By Japan: The Best In Japanese Craftsmanship For Your Home
Japan is often perceived as a magical arbiter of good taste. Ask any architect, foodie, fashion designer or menswear obsessive which part of the world they seek inspiration from and Japan is likely to be near the top of the list. Buzzwords such as wabi-sabi and ikigai might be used by westerners to sell arty self-help books, but the reason they resonate in the first place is because Japan does certain things very well and the rest of us understandably want a piece of it. The country’s potent cultural identity means that from omakase to Okayama Denim, Tekken to Toyota, Japanese exports represent the best in nearly every field. It’s also why, as well as Italian and American brands on MR PORTER, you’ll find that no small part of our offering showcases a wealth of Japanese design talent.
All of which brings us to By Japan, a project that showcases some of the most special, authentic and original Japanese craftsmanship from the most talented (and often underrated) artisans in Japan. From a century-old glassware company in Tokyo to sake cups carved from hinoki wood in Tokushima, allow us to introduce you to five of them.
Founded by Mr Kinta Hirota in Tokyo in 1899, Hirota Glass specialises in the art of edo kiriko, which means glass cutting. “In order to become an edo kiriko craftsman, there are no schools, so you need to learn on the job,” says Mr Tatsuo Hirota, a descendant of Mr Kinta Hirota. “It is said that it would take about 10 years minimum to learn even the basics.” Japan’s glassmaking industry may have taken inspiration from skills that originated in Europe, but Hirota’s craft is rooted in Japanese sensibility. Mr Hirota mentions Mr Jun’Ichiro Tanizaki’s seminal essay on aesthetics, “In Praise Of Shadows”, as an enduring inspiration for his company’s work and notes how the light and shade that plays on the glass is as important as its function.
“In Japan, wood is a treasured material, as you see in shrine and temple construction,” says 639’s Mr Toshifumi Momose, whose tableware is crafted in Shizuoka Prefecture from exquisite hinoki wood. “What I do and make is an extension of that – an appreciation of the materials that can be used for as long possible. Each wood has its own characteristics and they can change their faces over time.” Mr Momose studied under a traditional Japanese carpenter for 10 years as an apprentice. By using a lathe to shave and plane the wood, 639’s hinoki plates and bowls have what he calls “beautiful curved lines and sharp straight lines that show off the texture and grains, so that you can feel some softness of the wood”.
Jusengama is a family business that specialises in making tea and sake vessels as well as kappo tableware. “Japanese tableware, of course, is designed for food and drink, but at the same time it needs to have an element of elegance,” says master potter Mr Hiroyasu Ando. “My focus is to make tableware that is very much part of dishes created by chefs and which can be enjoyed purely by looking at them.” Ando uses raw materials such as feldspar, silicastone, zinc and limestone, but each piece is unique, thanks to a delicate glazing process he has perfected over the years where he mixes different glazes and adjusts the temperature of the kiln.

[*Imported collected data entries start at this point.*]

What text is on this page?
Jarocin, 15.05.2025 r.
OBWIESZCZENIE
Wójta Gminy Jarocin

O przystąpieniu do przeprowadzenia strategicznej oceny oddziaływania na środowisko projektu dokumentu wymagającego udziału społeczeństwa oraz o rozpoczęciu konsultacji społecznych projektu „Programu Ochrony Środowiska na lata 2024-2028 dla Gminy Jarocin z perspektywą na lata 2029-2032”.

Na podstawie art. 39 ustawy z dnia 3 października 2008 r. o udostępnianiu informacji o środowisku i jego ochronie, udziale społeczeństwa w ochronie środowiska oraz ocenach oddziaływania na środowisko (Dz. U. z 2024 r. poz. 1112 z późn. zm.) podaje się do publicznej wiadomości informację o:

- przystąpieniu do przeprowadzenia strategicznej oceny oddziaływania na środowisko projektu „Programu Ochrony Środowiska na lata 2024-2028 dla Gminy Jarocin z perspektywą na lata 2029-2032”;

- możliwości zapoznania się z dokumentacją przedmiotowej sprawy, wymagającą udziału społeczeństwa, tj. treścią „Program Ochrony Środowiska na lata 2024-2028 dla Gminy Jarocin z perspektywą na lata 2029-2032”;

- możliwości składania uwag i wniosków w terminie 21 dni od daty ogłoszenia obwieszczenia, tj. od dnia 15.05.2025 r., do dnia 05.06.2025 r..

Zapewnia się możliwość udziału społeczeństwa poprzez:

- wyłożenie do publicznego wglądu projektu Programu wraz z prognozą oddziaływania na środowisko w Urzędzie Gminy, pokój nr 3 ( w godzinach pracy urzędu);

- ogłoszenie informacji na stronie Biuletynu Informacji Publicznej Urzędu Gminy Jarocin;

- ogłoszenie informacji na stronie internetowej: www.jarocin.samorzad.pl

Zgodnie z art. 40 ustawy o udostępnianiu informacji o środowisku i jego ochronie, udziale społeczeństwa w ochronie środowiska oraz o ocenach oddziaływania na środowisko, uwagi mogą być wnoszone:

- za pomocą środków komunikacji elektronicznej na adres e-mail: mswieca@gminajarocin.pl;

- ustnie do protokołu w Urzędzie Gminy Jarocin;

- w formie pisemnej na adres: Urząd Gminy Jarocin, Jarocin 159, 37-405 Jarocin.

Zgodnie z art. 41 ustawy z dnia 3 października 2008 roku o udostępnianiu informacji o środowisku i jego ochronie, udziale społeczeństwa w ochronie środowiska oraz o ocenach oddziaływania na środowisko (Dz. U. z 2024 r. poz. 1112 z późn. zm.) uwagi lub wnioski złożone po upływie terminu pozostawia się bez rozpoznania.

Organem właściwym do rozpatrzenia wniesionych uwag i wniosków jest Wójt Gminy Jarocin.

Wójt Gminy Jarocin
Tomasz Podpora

Based in Aichi Prefecture in northern Japan, a place known for its history in porcelain craft, Ceramic Japan has been around since 1973. “All our craftsmen learn their basics at a vocational school in Seto city,” says Mr Masayuki Ohashi, the company’s CEO. “Then they polish their skills as apprentices by watching and learning on the job.” By using a technique called slip casting, the ceramicists at Ceramic Japan are able to create unusual shapes that aren’t possible on a wheel, such as the crinkled vases that have the appearance of paper. “Japanese craftsmanship is developed by adjusting to the ways of life and customs of each region,” says Ohashi. “So we are proud to pass on those skills and techniques because it means we can carry on those traditions through ceramics.”
Based in Tokushima prefecture, the source of Japan’s indigo industry, AOLA specialises in dyed wood. It starts by selecting trees that are harvested locally and transforms them into exquisite wooden trays and sake sets that take on a unique patina as they age. “Our techniques and skills are very much rooted in our local culture and history,” says AOLA’s Mr Toshiro Kohama. “All our materials are locally sourced and our craftsmen are local guys.” Using traditional local techniques and skills passed down through the generations, the dyeing process is managed entirely by hand and uses natural ingredients to achieve the distinct midnight indigo hue, through which the grain of the cedarwood is still visible.